Jesús - Tiene mucho que ver. Pero no sé si tú lo entenderás. Porque tú nunca has perdonado a nadie ni nunca tampoco has necesitado perdón. Esta sí. Y por eso, sabe agradecer.
Simón - ¿Qué es lo que tiene que agradecer?
Jesús - A ti, desde luego, nada. Cuando entramos nosotros, los del barrio, nos pusiste aquí atrás, no viniste a saludarnos y ni siquiera nos diste agua para lavarnos las manos. A ti, nada. A Dios, sí. A Dios le tiene que dar las gracias, porque le ha perdonado toda la deuda que tenía con él.

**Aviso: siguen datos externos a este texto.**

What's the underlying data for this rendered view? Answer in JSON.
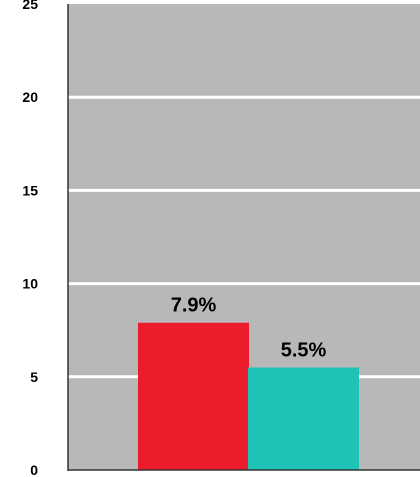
{
  "chart_data": {
    "type": "bar",
    "title": "",
    "xlabel": "",
    "ylabel": "",
    "categories": [
      "",
      ""
    ],
    "values": [
      7.9,
      5.5
    ],
    "data_labels": [
      "7.9%",
      "5.5%"
    ],
    "bar_colors": [
      "#ec1c2d",
      "#1fc3b6"
    ],
    "ylim": [
      0,
      25
    ],
    "y_ticks": [
      0,
      5,
      10,
      15,
      20,
      25
    ],
    "y_tick_labels": [
      "0",
      "5",
      "10",
      "15",
      "20",
      "25"
    ],
    "grid": true,
    "legend": "none",
    "colors": {
      "plot_background": "#b8b8b8",
      "gridline": "#ffffff",
      "axis": "#333333"
    }
  }
}
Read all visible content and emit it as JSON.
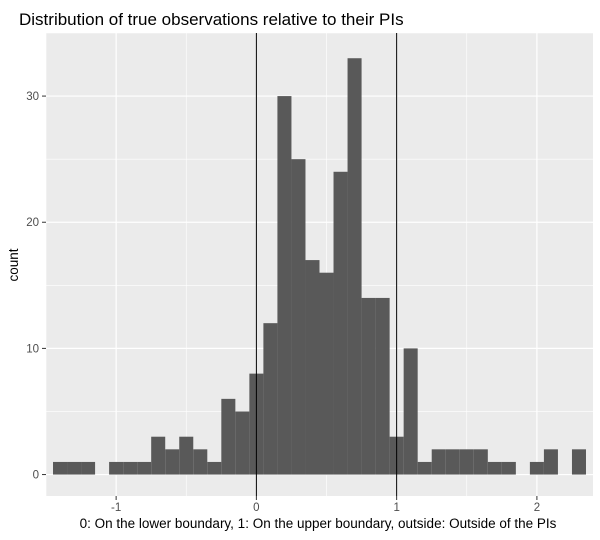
{
  "chart_data": {
    "type": "bar",
    "title": "Distribution of true observations relative to their PIs",
    "xlabel": "0: On the lower boundary, 1: On the upper boundary, outside: Outside of the PIs",
    "ylabel": "count",
    "xlim": [
      -1.5,
      2.4
    ],
    "ylim": [
      -1.7,
      35
    ],
    "x_ticks": [
      {
        "value": -1,
        "label": "-1"
      },
      {
        "value": 0,
        "label": "0"
      },
      {
        "value": 1,
        "label": "1"
      },
      {
        "value": 2,
        "label": "2"
      }
    ],
    "y_ticks": [
      {
        "value": 0,
        "label": "0"
      },
      {
        "value": 10,
        "label": "10"
      },
      {
        "value": 20,
        "label": "20"
      },
      {
        "value": 30,
        "label": "30"
      }
    ],
    "bin_width": 0.1,
    "bins": [
      {
        "x0": -1.45,
        "count": 1
      },
      {
        "x0": -1.35,
        "count": 1
      },
      {
        "x0": -1.25,
        "count": 1
      },
      {
        "x0": -1.05,
        "count": 1
      },
      {
        "x0": -0.95,
        "count": 1
      },
      {
        "x0": -0.85,
        "count": 1
      },
      {
        "x0": -0.75,
        "count": 3
      },
      {
        "x0": -0.65,
        "count": 2
      },
      {
        "x0": -0.55,
        "count": 3
      },
      {
        "x0": -0.45,
        "count": 2
      },
      {
        "x0": -0.35,
        "count": 1
      },
      {
        "x0": -0.25,
        "count": 6
      },
      {
        "x0": -0.15,
        "count": 5
      },
      {
        "x0": -0.05,
        "count": 8
      },
      {
        "x0": 0.05,
        "count": 12
      },
      {
        "x0": 0.15,
        "count": 30
      },
      {
        "x0": 0.25,
        "count": 25
      },
      {
        "x0": 0.35,
        "count": 17
      },
      {
        "x0": 0.45,
        "count": 16
      },
      {
        "x0": 0.55,
        "count": 24
      },
      {
        "x0": 0.65,
        "count": 33
      },
      {
        "x0": 0.75,
        "count": 14
      },
      {
        "x0": 0.85,
        "count": 14
      },
      {
        "x0": 0.95,
        "count": 3
      },
      {
        "x0": 1.05,
        "count": 10
      },
      {
        "x0": 1.15,
        "count": 1
      },
      {
        "x0": 1.25,
        "count": 2
      },
      {
        "x0": 1.35,
        "count": 2
      },
      {
        "x0": 1.45,
        "count": 2
      },
      {
        "x0": 1.55,
        "count": 2
      },
      {
        "x0": 1.65,
        "count": 1
      },
      {
        "x0": 1.75,
        "count": 1
      },
      {
        "x0": 1.95,
        "count": 1
      },
      {
        "x0": 2.05,
        "count": 2
      },
      {
        "x0": 2.25,
        "count": 2
      }
    ],
    "reference_lines_x": [
      0,
      1
    ],
    "grid": true,
    "bar_color": "#595959",
    "panel_background": "#ebebeb",
    "grid_color": "#ffffff",
    "reference_line_color": "#000000"
  }
}
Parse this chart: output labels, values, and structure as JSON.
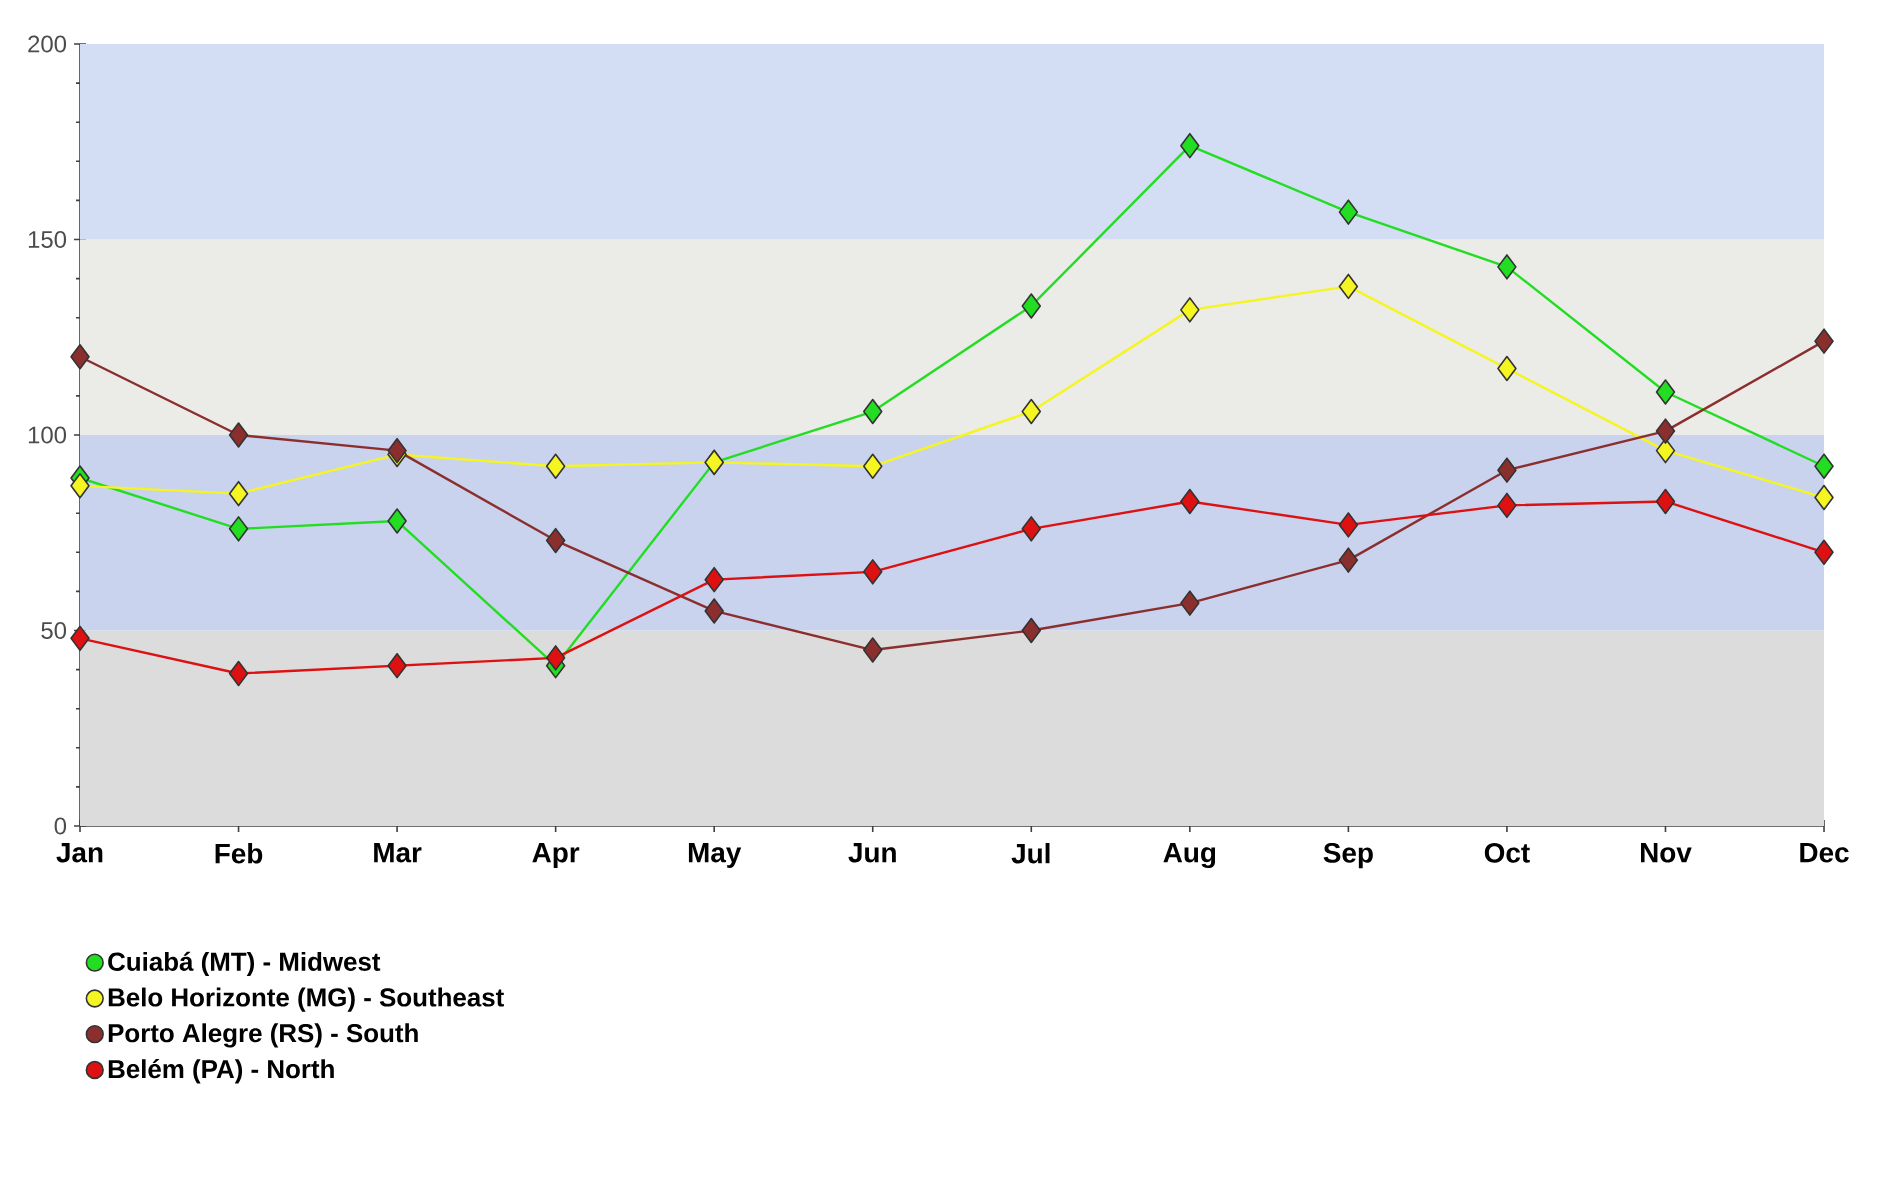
{
  "chart_data": {
    "type": "line",
    "categories": [
      "Jan",
      "Feb",
      "Mar",
      "Apr",
      "May",
      "Jun",
      "Jul",
      "Aug",
      "Sep",
      "Oct",
      "Nov",
      "Dec"
    ],
    "series": [
      {
        "name": "Cuiabá (MT) - Midwest",
        "color": "#22dd22",
        "values": [
          89,
          76,
          78,
          41,
          93,
          106,
          133,
          174,
          157,
          143,
          111,
          92
        ]
      },
      {
        "name": "Belo Horizonte (MG) - Southeast",
        "color": "#f5f522",
        "values": [
          87,
          85,
          95,
          92,
          93,
          92,
          106,
          132,
          138,
          117,
          96,
          84
        ]
      },
      {
        "name": "Porto Alegre (RS) - South",
        "color": "#8b2e2e",
        "values": [
          120,
          100,
          96,
          73,
          55,
          45,
          50,
          57,
          68,
          91,
          101,
          124
        ]
      },
      {
        "name": "Belém (PA) - North",
        "color": "#dd1111",
        "values": [
          48,
          39,
          41,
          43,
          63,
          65,
          76,
          83,
          77,
          82,
          83,
          70
        ]
      }
    ],
    "ylim": [
      0,
      200
    ],
    "yticks": [
      0,
      50,
      100,
      150,
      200
    ],
    "bands": [
      {
        "axis": "y",
        "from": 0,
        "to": 50,
        "color": "#dcdcdc"
      },
      {
        "axis": "y",
        "from": 50,
        "to": 100,
        "color": "#c9d3ee"
      },
      {
        "axis": "y",
        "from": 100,
        "to": 150,
        "color": "#ebebe8"
      },
      {
        "axis": "y",
        "from": 150,
        "to": 200,
        "color": "#d3ddf3"
      }
    ],
    "legend": "bottom left",
    "marker": "diamond",
    "grid": false
  }
}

Entonces Simón, el fariseo, apretó la empuñadura de su bastón y miró a Jesús con una mueca de desprecio...
Simón - ¡Charlatán! Saquen a esta fulana de aquí. Y al nazareno también. Y a todo el que apeste a jazmín. ¡Prefiero oler los orines de gato que el perfume de las pecadoras!
Jesús levantó del suelo a María y salió con ella a la calle. Nosotros también nos fuimos de allí. Y otros más del barrio. Yo creo que fue desde aquella fiesta en casa de Simón, cuando María, la de Magdala, empezó a cambiar.
Lucas 7,36-50
1. Los fariseos no eran solamente hombres de la clase alta. Abundaban entre la clase media y los había también entre las clases más sencillas. Con sus enseñanzas, los fariseos habían ganado muchos adeptos entre la población rural. Lo que los caracterizaba a todos era la soberbia con la que se creían la comunidad de los elegidos de Dios por cumplir escrupulosamente las leyes y las costumbres religiosas. Por eso despreciaban a los inmorales y los consideraban malditos de Dios. A lo largo de todo el evangelio Jesús les echó en cara su hipocresía.
2. Un viejo proverbio de los rabinos en tiempos de Jesús decía: “No debe hablarse mucho con una mujer en la calle”. No sólo con una prostituta -que ya era el colmo-, sino con cualquier mujer. Jesús rompió en multitud de ocasiones las costumbres de su pueblo con respecto a la relación con las mujeres. Y dentro de esta libertad suya frente a las tradiciones, trató con especial preferencia a las “malas mujeres”, con lo que escandalizó profundamente a las “buenas” mujeres y hombres de su tiempo.